Data summary with dplyr
When it comes to summarizing data, we have a lot of options. We covered just a few in the last section, but there are many more functions both in base
R and packages. We will cover dplyr
in this section, as an example of a third-party package. What makes dplyr
very popular is the simple and streight-farward notation for creating increasing complex data pipelines.
First let's review important functions in dplyr
: filter
, mutate
, transmute
, group_by
, select
, slice
, summarize
, distinct
, arrange
, rename
, inner_join
, outer_join
, left_join
. With each of the above function, we can either pass the data directly to the function or infer it from the the pipeline. Here's an example of filter
being used in both ways. In the first case we pass the data as the first argument to filter
.
library(dplyr)
head(filter(nyc_taxi, fare_amount > 500)) # pass data directly to the function
pickup_datetime dropoff_datetime passenger_count trip_distance
1 2015-01-22 14:18:00 2015-01-22 14:18:00 1 0
2 2015-01-18 13:46:00 2015-01-18 13:46:00 1 0
3 2015-01-06 16:44:08 2015-01-06 16:44:47 1 0
4 2015-01-08 11:47:20 2015-01-08 11:47:56 1 0
5 2015-01-23 14:09:00 2015-01-23 14:09:00 1 0
6 2015-02-05 14:41:00 2015-02-05 14:41:00 1 0
pickup_longitude pickup_latitude rate_code_id dropoff_longitude dropoff_latitude
1 0 NA negotiated NA NA
2 0 NA negotiated NA NA
3 -74 40.7 negotiated -74 40.7
4 -74 40.7 negotiated -74 40.7
5 0 NA negotiated NA NA
6 0 NA negotiated NA NA
payment_type fare_amount extra mta_tax tip_amount tolls_amount
1 card 563 0 0 0 0
2 card 560 0 0 0 0
3 card 900 0 0 0 0
4 card 900 0 0 0 0
5 card 570 0 0 0 0
6 card 673 0 0 0 0
improvement_surcharge total_amount pickup_hour pickup_dow dropoff_hour
1 0.0 563 12PM-4PM Thu 12PM-4PM
2 0.0 560 12PM-4PM Sun 12PM-4PM
3 0.3 900 12PM-4PM Tue 12PM-4PM
4 0.3 900 9AM-12PM Thu 9AM-12PM
5 0.0 570 12PM-4PM Fri 12PM-4PM
6 0.0 673 12PM-4PM Thu 12PM-4PM
dropoff_dow trip_duration pickup_nhood dropoff_nhood tip_percent
1 Thu 0 <NA> <NA> 0
2 Sun 0 <NA> <NA> 0
3 Tue 39 Little Italy Little Italy 0
4 Thu 36 Lower East Side Lower East Side 0
5 Fri 0 <NA> <NA> 0
6 Thu 0 <NA> <NA> 0
In the second case, we start a pipeline with the data, followed by the piping function %>%
, followed by filter
which now inherits the data from the previous step and only needs the filtering condition.

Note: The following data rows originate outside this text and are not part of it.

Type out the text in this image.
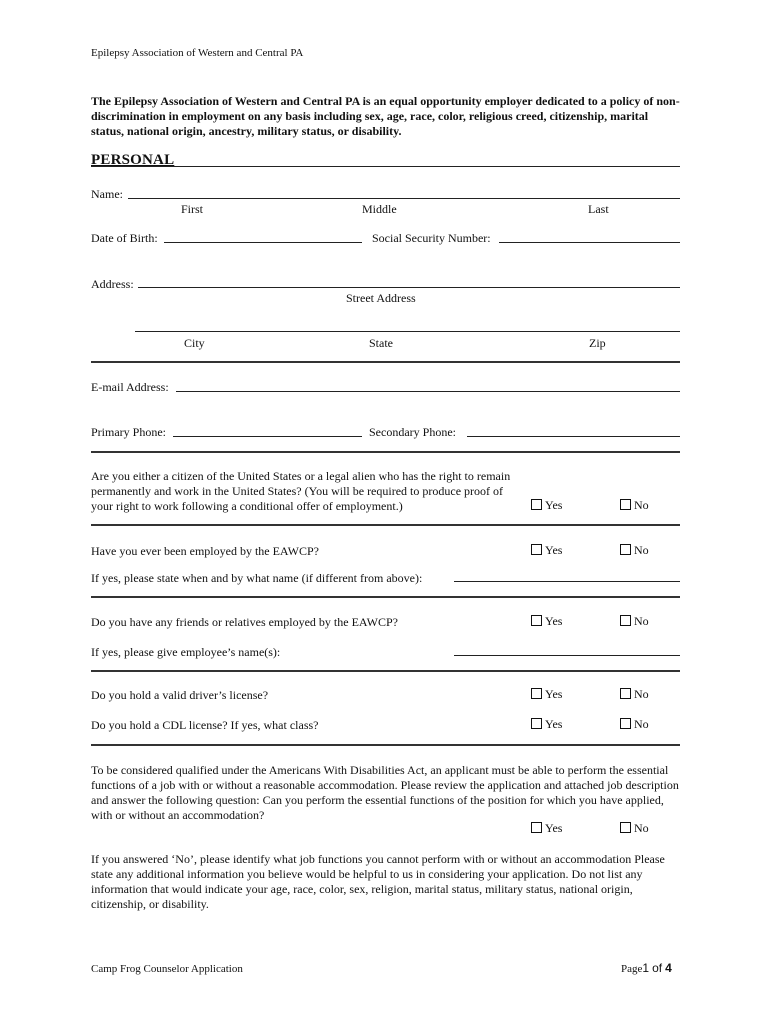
Epilepsy Association of Western and Central PA
The Epilepsy Association of Western and Central PA is an equal opportunity employer dedicated to a policy of non-discrimination in employment on any basis including sex, age, race, color, religious creed, citizenship, marital status, national origin, ancestry, military status, or disability.
PERSONAL
Name:
First	Middle	Last
Date of Birth:	Social Security Number:
Address:
Street Address
City	State	Zip
E-mail Address:
Primary Phone:	Secondary Phone:
Are you either a citizen of the United States or a legal alien who has the right to remain permanently and work in the United States? (You will be required to produce proof of your right to work following a conditional offer of employment.)	Yes	No
Have you ever been employed by the EAWCP?	Yes	No
If yes, please state when and by what name (if different from above):
Do you have any friends or relatives employed by the EAWCP?	Yes	No
If yes, please give employee’s name(s):
Do you hold a valid driver’s license?	Yes	No
Do you hold a CDL license? If yes, what class?	Yes	No
To be considered qualified under the Americans With Disabilities Act, an applicant must be able to perform the essential functions of a job with or without a reasonable accommodation. Please review the application and attached job description and answer the following question: Can you perform the essential functions of the position for which you have applied, with or without an accommodation?
Yes	No
If you answered ‘No’, please identify what job functions you cannot perform with or without an accommodation Please state any additional information you believe would be helpful to us in considering your application. Do not list any information that would indicate your age, race, color, sex, religion, marital status, military status, national origin, citizenship, or disability.
Camp Frog Counselor Application	Page1 of 4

nyc_taxi %>% filter(fare_amount > 500) %>% head # infer the data from the pipeline
Piping is especially useful for longer pipelines. Here's an example of a query without piping.
summarize( # (3)
group_by( # (2)
filter(nyc_taxi, fare_amount > 500), # (1)
payment_type),
ave_duration = mean(trip_duration), ave_distance = mean(trip_distance))
# A tibble: 3 x 3
payment_type ave_duration ave_distance
<fctr> <dbl> <dbl>
1 card 14.5 0.0
2 cash 630.0 2.5
3 NA 12.0 0.0
To understand the query, we need to work from the inside out:
- First filter the data to show only fare amounts above $500
- Group the resulting data by payment type
- For each group find average trip duration and trip distance
The same query, using piping, looks like this:
nyc_taxi %>%
filter(fare_amount > 500) %>% # (1)
group_by(payment_type) %>% # (2)
summarize(ave_duration = mean(trip_duration), ave_distance = mean(trip_distance)) # (3)
# A tibble: 3 x 3
payment_type ave_duration ave_distance
<fctr> <dbl> <dbl>
1 card 14.5 0.0
2 cash 630.0 2.5
3 NA 12.0 0.0
Instead of working from the inside out, piping allows us to read the code from top to bottom. This makes it easier (1) to understand what the query does and (2) to build upon the query.
The best way to learn dplyr
is by example. So instead of covering functions one by one, we state some interesting queries and use dplyr
to implement them. There are obvious parallels between dplyr
and the SQL language, but important differences exist too. We point out some of those differences along the way.